Aufbewahrungspflichten einhalten und gleichzeitig DSGVO-konform löschen – kein Widerspruch, sondern eine Frage der richtigen Archivierungsstrategie. Wie SAP ILM beide Anforderungen unter einen Hut bringt.


Revisionssichere SAP-Archivierung bedeutet, dass steuerlich und handelsrechtlich relevante Daten für die gesetzlich vorgeschriebene Dauer unveränderbar, vollständig und jederzeit lesbar aufbewahrt werden. Die zentralen Rechtsgrundlagen sind das HGB (§ 257), die AO (§ 147), die GoBD sowie die DSGVO. SAP ILM (Information Lifecycle Management) bildet alle vier Anforderungen in einem integrierten System ab: Aufbewahrung, Sperrung, Löschung und Nachweisführung.



Der rechtliche Rahmen: Vier Regelwerke, ein Ziel

Wer SAP-Daten archiviert, bewegt sich in einem Spannungsfeld aus Aufbewahrungspflichten und Löschungsgeboten. Vier Regelwerke definieren den Rahmen:

HGB § 257 verpflichtet Kaufleute zur Aufbewahrung von Handelsbüchern, Jahresabschlüssen, Buchungsbelegen und Geschäftsbriefen. Die Fristen betragen sechs oder zehn Jahre, je nach Dokumentenart.

AO § 147 regelt die steuerliche Aufbewahrungspflicht. Seit 2025 gilt für Buchungsbelege wie Rechnungen und Kostennachweise eine Frist von acht Jahren (zuvor zehn Jahre, verkürzt durch das Wachstumschancengesetz). Handelsbücher und Jahresabschlüsse bleiben bei zehn Jahren.

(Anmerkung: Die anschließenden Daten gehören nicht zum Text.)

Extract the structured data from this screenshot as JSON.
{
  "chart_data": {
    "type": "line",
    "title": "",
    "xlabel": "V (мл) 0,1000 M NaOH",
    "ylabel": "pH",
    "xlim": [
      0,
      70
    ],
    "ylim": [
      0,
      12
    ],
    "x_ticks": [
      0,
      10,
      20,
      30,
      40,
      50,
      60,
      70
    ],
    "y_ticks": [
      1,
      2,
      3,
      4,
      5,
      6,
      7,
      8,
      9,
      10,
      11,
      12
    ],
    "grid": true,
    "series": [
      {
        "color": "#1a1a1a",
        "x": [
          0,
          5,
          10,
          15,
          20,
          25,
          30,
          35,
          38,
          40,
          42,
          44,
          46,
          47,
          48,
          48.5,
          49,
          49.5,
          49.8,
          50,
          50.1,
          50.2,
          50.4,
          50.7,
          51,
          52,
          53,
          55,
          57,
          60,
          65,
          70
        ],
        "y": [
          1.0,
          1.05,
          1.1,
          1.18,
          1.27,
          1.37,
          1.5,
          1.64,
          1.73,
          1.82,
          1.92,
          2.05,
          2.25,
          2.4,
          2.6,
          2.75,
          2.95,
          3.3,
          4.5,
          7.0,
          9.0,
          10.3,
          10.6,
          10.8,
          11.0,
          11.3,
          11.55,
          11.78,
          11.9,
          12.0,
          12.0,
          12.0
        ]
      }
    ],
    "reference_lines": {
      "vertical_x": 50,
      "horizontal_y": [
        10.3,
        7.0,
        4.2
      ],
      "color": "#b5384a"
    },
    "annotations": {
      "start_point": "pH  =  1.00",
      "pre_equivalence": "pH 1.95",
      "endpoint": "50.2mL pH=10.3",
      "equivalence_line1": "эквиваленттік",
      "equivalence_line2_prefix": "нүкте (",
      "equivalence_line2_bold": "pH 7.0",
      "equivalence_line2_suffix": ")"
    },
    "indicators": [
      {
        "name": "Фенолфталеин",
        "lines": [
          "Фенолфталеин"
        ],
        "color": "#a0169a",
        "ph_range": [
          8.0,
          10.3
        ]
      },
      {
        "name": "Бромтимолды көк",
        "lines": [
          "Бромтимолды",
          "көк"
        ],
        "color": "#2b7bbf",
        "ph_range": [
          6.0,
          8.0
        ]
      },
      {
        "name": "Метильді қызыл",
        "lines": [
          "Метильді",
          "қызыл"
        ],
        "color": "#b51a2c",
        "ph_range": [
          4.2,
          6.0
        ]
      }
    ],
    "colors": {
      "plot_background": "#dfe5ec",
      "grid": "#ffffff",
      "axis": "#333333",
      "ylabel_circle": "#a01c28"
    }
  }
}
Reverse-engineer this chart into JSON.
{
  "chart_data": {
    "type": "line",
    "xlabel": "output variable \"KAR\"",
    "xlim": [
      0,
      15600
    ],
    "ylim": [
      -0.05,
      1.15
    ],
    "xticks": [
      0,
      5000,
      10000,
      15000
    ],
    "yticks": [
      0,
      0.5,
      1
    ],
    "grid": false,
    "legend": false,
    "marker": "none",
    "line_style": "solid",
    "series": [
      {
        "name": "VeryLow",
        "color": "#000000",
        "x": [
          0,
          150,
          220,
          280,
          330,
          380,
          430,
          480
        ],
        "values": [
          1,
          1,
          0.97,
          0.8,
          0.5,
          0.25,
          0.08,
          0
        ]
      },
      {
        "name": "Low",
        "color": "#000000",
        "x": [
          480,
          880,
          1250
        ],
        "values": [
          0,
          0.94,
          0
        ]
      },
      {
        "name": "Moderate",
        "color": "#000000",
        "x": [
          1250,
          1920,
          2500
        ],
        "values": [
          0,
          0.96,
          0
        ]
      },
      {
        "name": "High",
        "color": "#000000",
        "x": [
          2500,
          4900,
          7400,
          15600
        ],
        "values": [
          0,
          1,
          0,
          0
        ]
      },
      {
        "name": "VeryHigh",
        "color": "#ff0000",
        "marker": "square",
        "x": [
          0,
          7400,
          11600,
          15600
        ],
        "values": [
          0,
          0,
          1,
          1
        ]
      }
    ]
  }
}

GoBD (Grundsätze zur ordnungsmäßigen Führung und Aufbewahrung von Büchern, Aufzeichnungen und Unterlagen in elektronischer Form) definiert die technischen Anforderungen: Nachvollziehbarkeit, Unveränderbarkeit, Vollständigkeit und maschinelle Auswertbarkeit. Jede Archivierung muss GoBD-konform sein.

DSGVO fordert die Löschung personenbezogener Daten, sobald der Verarbeitungszweck entfällt. Während eine gesetzliche Aufbewahrungspflicht läuft, gilt sie als Rechtsgrundlage für die Speicherung. Nach Ablauf der Frist muss gelöscht werden – und zwar nachweisbar.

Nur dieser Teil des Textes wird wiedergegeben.